I just finished reading a book called ‘The Zookeeper’s Wife‘. I picked it up on a whim the other day at work when my laptop wasn’t working. Since I work with a web-based program, whenever my computer stops working my day comes to a sudden, and unwelcome, stop. I work next to a Target, which has been a blessing on more than one occasion. So, in search of something to keep myself busy while the IT specialist was fixing my laptop, I grabbed this book. I don’t like easy-t0-read, doesn’t-challenge-my-mind books. Why read a book that won’t make me think or engage my thoughts?
‘The Zookeeper’s Wife’ is a sort of documentary of the family who ran the Warsaw Zoo before and during World War II. As many of you remember from history class, Hitler views Poland as an essential part of his expansion strategy for Germans, also known as lebensraum. In the beginning of the war, Poland was invaded by infantry and by air assault. Although much of the Warsaw Zoo was destroyed, the family used their own home, the exotic habitats they had built for the animals, and underground tunnels between cages to hide escaping Jews. A large and complex resistance movement sprung up in Poland to sabotage Nazis in any way possible and to provide Aryan documents to Jews. As I read this book, I was continuously reminded of how people can overcome differences in order to serve a higher cause. There are hundreds of stories from this era of people risking their lives to help others for no reason other than ‘it was the right thing to do’. This makes my heart smile. That may surprise some of you. How can my heart smile when I read about needless violence, deaths in the thousands, and unprecedented persecution? What my heart smiles at is the surprising unity that emerges IN SPITE of all the horrors. Even though the Nazis tried to dehumanize the Jews, others in Europe would not allow that to happen. Strangers helping strangers…that makes my heart smile.
The same can be see in the United States after 9/11. We all remember how our country seemed to become a more cohesive and unified being. Instead of being from Montana or Texas, we were all just Americans. We were all affected by the events of that day and we clung to our greatest common denominator: our nationality.
We even saw this after Hurricane Katrina in New Orleans. People from across the country put their lives on hold to help rebuild that city after such destruction. In fact, Tide has commercials on their Loads of Hope program which provides a free laundry service for those affected by disaster…yes, even Katrina. People were even happy that the New Orleans Saints won the 2010 Super Bowl because they wanted New Orleans, the underdog, to have something to celebrate.

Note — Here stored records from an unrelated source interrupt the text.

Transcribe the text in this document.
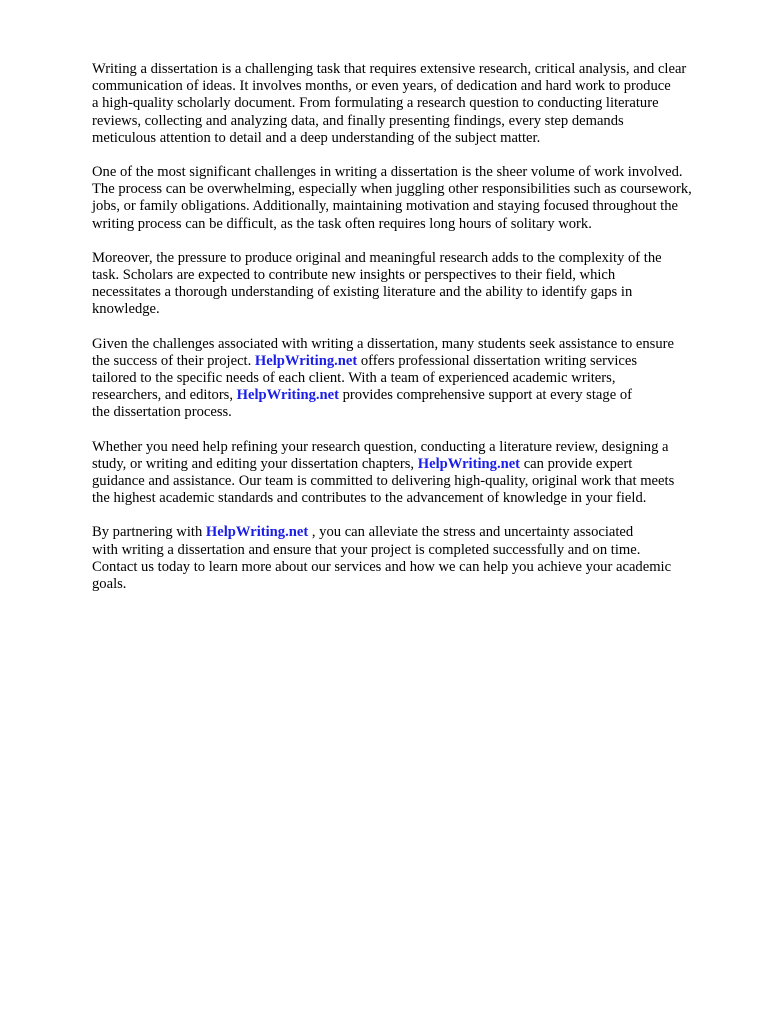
Writing a dissertation is a challenging task that requires extensive research, critical analysis, and clear
communication of ideas. It involves months, or even years, of dedication and hard work to produce
a high-quality scholarly document. From formulating a research question to conducting literature
reviews, collecting and analyzing data, and finally presenting findings, every step demands
meticulous attention to detail and a deep understanding of the subject matter.

One of the most significant challenges in writing a dissertation is the sheer volume of work involved.
The process can be overwhelming, especially when juggling other responsibilities such as coursework,
jobs, or family obligations. Additionally, maintaining motivation and staying focused throughout the
writing process can be difficult, as the task often requires long hours of solitary work.

Moreover, the pressure to produce original and meaningful research adds to the complexity of the
task. Scholars are expected to contribute new insights or perspectives to their field, which
necessitates a thorough understanding of existing literature and the ability to identify gaps in
knowledge.

Given the challenges associated with writing a dissertation, many students seek assistance to ensure
the success of their project. HelpWriting.net offers professional dissertation writing services
tailored to the specific needs of each client. With a team of experienced academic writers,
researchers, and editors, HelpWriting.net provides comprehensive support at every stage of
the dissertation process.

Whether you need help refining your research question, conducting a literature review, designing a
study, or writing and editing your dissertation chapters, HelpWriting.net can provide expert
guidance and assistance. Our team is committed to delivering high-quality, original work that meets
the highest academic standards and contributes to the advancement of knowledge in your field.

By partnering with HelpWriting.net , you can alleviate the stress and uncertainty associated
with writing a dissertation and ensure that your project is completed successfully and on time.
Contact us today to learn more about our services and how we can help you achieve your academic
goals.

And now, with Haiti a similar reaction has occurred. On Conan O’Brien’s last week as host of The Tonight Show, he admitted the week had been difficult and draining on all parties involved. What impressed me, though, was how he always said that show business can be silly and there are real problems in the world. Every show he discussed the earthquake in Haiti and offered a way viewers could make a donation. Even during the Super Bowl, there were reminders on how we can still help Haiti.
I love seeing how people come together and offer their sweat, muscles, empathy, money, and time to those in great need. I wonder though, if in our instant gratification world, our attention span doesn’t allow for long-term solutions. I think many of us prefer a blitzkrieg approach to disaster: I’ll listen to this for a certain amount of time and maybe give some money, but then let’s move on to something new. I know out here, people are more focused on Snowmageddon 2010 instead of Haiti, Katrina, the Tsunami of 2004., and 9/11. The residue of these disasters still lingers. Many have mentally moved on for whatever reason.
Where is the long-term commitment? Where is the concern that brought us all together? Hundreds of thousands of people have had their whole life changed and here I sit, drinking my coffee, annoyed that my life is on temporary hold due to snow. Where is my perspective? How am I helping the unity that grows from disaster? Today, let’s remember how resilient we can be. Let us remember how faithful God is and how He brings good in all things. And, let us thank Him for making us with the ability to forget ourselves to help others.